On that ominous note, Regina decided to take advantage of the distraction and flee.
It was only once she had entered the convenient archway that she realized she was back in the same strange hallway that had vanished before her previously. As she tried to determine how that had happened, it was less of a surprise when she looked up and the same elegant but eerie red-headed servant was standing in front of her once more.
“My lady,” the servant, now a butler once more, said softly. “If you would please follow me, Prince Artem and his… special guests have been waiting for you and time is a terrible thing to waste.”
“Special guests?” Regina cried. “Who? What? When? Where? How do you change outfits so quickly?!”
The servant did not answer and Regina followed as if her feet were moving on their own.

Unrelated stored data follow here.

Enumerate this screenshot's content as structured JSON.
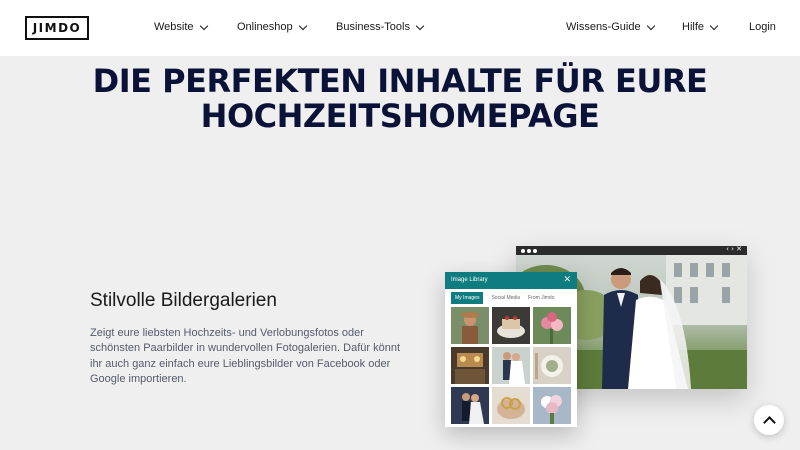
{
  "nav": {
    "logo": "JIMDO",
    "website": "Website",
    "onlineshop": "Onlineshop",
    "business_tools": "Business-Tools",
    "wissens_guide": "Wissens-Guide",
    "hilfe": "Hilfe",
    "login": "Login"
  },
  "headline": {
    "line1": "DIE PERFEKTEN INHALTE FÜR EURE",
    "line2": "HOCHZEITSHOMEPAGE"
  },
  "feature": {
    "title": "Stilvolle Bildergalerien",
    "description": "Zeigt eure liebsten Hochzeits- und Verlobungsfotos oder schönsten Paarbilder in wundervollen Fotogalerien. Dafür könnt ihr auch ganz einfach eure Lieblingsbilder von Facebook oder Google importieren."
  },
  "mockup": {
    "panel_title": "Image Library",
    "close_glyph": "✕",
    "tabs": [
      "My Images",
      "Social Media",
      "From Jimdo"
    ],
    "browser_controls": "‹ ›  ✕"
  },
  "colors": {
    "headline": "#0b1238",
    "panel_accent": "#0f7d7f",
    "background": "#efefef"
  },
  "icons": {
    "chevron": "chevron-down-icon",
    "scroll_top": "chevron-up-icon"
  }
}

“I know,” she said softly, “that time is precious, but what can I do when I have so little of it?”
For the first time, the servant paused in their stride and looked back at her, golden eyes flashing.
“Perhaps,” they said mildly, “you need to find the time that was taken… and take it back.”
As Regina stared in utter horror, the world seemed to shift around her and her head ached and her eyes closed…
When she re-opened her eyes, Regina frowned.
“What was I doing?” she said.
Shrugging, she continued forward into the strangely familiar garden.
“Perhaps,” she said with a soft smile, “I do have time to smell the flowers.”